Mi aggrappo alla sponda del letto e mi butto a terra. Posso solo strisciare cercando di recuperare il telefono finito chissà dove. Non lo trovo. Poi di nuovo un bip. Il segnale acustico mi permette di individuare il cellulare finito sotto il letto.

L’ultima e-mail… 

Per l’ennesima volta leggo. Apro e chiudo gli occhi per mettere a fuoco le lettere ma vedo solo nebbia. Alla fine leggo a tratti: ‘veleno… lavanda gastrica… strangolarti…’. Le stesse parole dell’ultima pagina. Non realizzo ancora cosa mi stia accadendo ma do retta solo alla prima parola presagendo la minaccia. Cerco di tirarmi su e mi infilo due dita in bocca fino a toccare le budella e mi vomito addosso pasta e sangue. Butto fuori tutto uno schifo di poltiglia e ripiombo a terra stremata. Ma la nausea e i dolori non si placano. Poi, il campanello della porta. A quest’ora di notte. Atterrita e sudicia, resto lì immobile. Poi sento la serratura aprirsi.
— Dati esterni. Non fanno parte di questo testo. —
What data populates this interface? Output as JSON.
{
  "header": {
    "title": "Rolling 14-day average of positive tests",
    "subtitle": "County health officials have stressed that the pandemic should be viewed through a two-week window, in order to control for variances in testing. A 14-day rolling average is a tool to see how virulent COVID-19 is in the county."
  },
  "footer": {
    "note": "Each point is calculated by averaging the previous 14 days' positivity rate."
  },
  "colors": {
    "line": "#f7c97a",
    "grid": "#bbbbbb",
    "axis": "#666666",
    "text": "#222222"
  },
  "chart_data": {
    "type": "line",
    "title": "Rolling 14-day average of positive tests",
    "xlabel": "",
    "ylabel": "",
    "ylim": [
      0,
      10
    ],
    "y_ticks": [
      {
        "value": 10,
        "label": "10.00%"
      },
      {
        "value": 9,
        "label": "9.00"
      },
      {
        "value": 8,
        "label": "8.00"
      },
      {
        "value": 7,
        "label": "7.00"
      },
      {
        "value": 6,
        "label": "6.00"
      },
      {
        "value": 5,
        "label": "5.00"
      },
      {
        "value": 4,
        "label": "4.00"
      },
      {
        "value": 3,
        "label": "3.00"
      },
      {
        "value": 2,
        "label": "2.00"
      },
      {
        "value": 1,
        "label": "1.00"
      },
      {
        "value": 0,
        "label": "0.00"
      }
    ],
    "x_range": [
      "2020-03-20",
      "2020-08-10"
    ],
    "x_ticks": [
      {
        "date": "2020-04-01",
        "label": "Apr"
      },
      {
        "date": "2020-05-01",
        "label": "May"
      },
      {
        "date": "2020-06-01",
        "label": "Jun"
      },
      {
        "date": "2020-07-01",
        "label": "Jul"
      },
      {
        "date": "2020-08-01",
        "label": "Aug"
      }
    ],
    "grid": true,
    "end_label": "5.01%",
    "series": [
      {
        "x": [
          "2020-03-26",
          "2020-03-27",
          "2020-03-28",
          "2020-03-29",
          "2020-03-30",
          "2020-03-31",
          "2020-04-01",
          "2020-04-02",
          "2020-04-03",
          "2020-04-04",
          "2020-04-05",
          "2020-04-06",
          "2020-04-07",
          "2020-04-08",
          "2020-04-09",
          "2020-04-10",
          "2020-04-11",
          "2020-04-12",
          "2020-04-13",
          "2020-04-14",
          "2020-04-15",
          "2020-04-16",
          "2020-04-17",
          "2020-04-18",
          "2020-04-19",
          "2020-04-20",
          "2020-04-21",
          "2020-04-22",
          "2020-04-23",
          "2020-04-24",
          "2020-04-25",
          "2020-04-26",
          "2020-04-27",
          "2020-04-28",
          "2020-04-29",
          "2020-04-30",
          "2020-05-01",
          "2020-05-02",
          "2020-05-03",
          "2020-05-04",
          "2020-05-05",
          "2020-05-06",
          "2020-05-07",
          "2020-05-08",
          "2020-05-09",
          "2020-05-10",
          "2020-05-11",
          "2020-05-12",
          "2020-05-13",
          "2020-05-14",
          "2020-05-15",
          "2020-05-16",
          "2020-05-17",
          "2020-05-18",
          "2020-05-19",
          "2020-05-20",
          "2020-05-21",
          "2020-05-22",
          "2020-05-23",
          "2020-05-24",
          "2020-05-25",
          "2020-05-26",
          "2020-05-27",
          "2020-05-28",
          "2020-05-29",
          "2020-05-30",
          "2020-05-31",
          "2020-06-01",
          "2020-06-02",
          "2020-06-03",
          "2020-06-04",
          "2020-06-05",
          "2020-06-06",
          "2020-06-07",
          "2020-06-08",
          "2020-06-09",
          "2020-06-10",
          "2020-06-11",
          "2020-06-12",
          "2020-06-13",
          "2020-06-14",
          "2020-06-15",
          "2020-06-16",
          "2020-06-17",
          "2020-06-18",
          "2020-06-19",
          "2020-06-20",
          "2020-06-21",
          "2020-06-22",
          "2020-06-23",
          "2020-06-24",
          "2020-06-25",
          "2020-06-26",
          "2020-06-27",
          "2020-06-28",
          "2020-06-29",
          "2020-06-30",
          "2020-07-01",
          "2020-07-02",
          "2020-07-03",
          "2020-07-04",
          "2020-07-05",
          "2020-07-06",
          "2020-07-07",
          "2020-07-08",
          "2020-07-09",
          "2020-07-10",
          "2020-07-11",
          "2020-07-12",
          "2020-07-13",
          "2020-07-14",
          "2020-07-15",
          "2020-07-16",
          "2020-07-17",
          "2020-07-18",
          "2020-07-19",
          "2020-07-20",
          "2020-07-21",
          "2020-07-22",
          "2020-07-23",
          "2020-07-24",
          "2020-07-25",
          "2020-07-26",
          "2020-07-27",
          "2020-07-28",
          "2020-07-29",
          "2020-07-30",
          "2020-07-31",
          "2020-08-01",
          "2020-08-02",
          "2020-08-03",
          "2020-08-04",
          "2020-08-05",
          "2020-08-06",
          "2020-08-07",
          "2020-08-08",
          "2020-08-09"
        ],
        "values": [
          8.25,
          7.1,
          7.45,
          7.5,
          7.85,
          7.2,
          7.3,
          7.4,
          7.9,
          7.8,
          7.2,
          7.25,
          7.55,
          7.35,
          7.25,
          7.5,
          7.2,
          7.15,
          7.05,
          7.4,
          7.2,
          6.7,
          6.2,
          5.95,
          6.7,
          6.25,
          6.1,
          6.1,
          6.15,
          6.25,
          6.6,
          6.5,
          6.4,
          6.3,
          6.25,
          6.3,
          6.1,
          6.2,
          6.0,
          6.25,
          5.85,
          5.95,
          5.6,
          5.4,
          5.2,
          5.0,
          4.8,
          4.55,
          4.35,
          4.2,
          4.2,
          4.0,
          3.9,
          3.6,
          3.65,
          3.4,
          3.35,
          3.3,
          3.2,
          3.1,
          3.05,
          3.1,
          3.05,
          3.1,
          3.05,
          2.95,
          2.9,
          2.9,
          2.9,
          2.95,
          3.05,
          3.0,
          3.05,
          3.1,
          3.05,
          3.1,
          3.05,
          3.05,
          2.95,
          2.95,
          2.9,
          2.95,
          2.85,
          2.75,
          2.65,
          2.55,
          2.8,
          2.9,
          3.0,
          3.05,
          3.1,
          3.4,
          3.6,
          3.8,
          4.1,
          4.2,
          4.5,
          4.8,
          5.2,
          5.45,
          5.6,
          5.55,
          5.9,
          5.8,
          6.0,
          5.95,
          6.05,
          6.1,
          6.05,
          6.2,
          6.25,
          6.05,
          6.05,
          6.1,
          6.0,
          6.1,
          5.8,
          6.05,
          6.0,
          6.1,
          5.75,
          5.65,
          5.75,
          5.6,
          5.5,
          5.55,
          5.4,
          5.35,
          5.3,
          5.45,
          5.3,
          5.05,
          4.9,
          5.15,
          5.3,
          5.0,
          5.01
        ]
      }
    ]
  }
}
È finita. È davvero finita…? 

Quei ricci bianchi sono davanti a me. Belli però, devono essere vaporosi e morbidi al tatto, forse dovrei dirglielo. Un pensiero paradossale prima di morire per mano di uno squilibrato. Tiene in una mano il libro verde che scaraventa a terra e nell’altra un tubo trasparente, lungo e sottile collegato a una sacca vuota, un aggeggio medico. Sento la sua voce di cuoio. “Due sole uniche copie. Stampate da me. Ora lo sai.” E poi sento la mia di polvere. “Cosa… so cosa…?”. Una risposta bieca sussurrata. “…che ho scritto un libro per te ma che la fine la scriviamo insieme. Adesso. Sai, non mi hai mai considerato. Mi hai solo evitato. Ho provato ad avvicinarmi a te, ma nemmeno mi guardavi. Peccato, ti avrei raccontato la donna che io vedo e che non sei. E allora l’ho fatto nell’unico modo che so fare meglio: scrivere. Così ti ho seguita, pedinata e studiata. E ho scritto di te e per te. Manipolarti è stato un privilegio. Avvelenarti una necessità. Salvarti o ucciderti una follia”. Si china verso di me. Le sue labbra sfiorano le mie. Il suo alito putrido mi paralizza. Avvicina il laccio al mio viso. Sorride. Di nuovo quel sussurro strascicato. “Sdraiati. O una sonda nello stomaco per rinascere o una corda intorno al collo per morire. In ogni caso io sono il tuo antidoto”.

E poi finalmente le tue urla liberatorie a dirottare le sue mani, a sgretolare quell’assurda scelta, a saggiare quel che resta di una mente, la tua mente e i suoi deliri.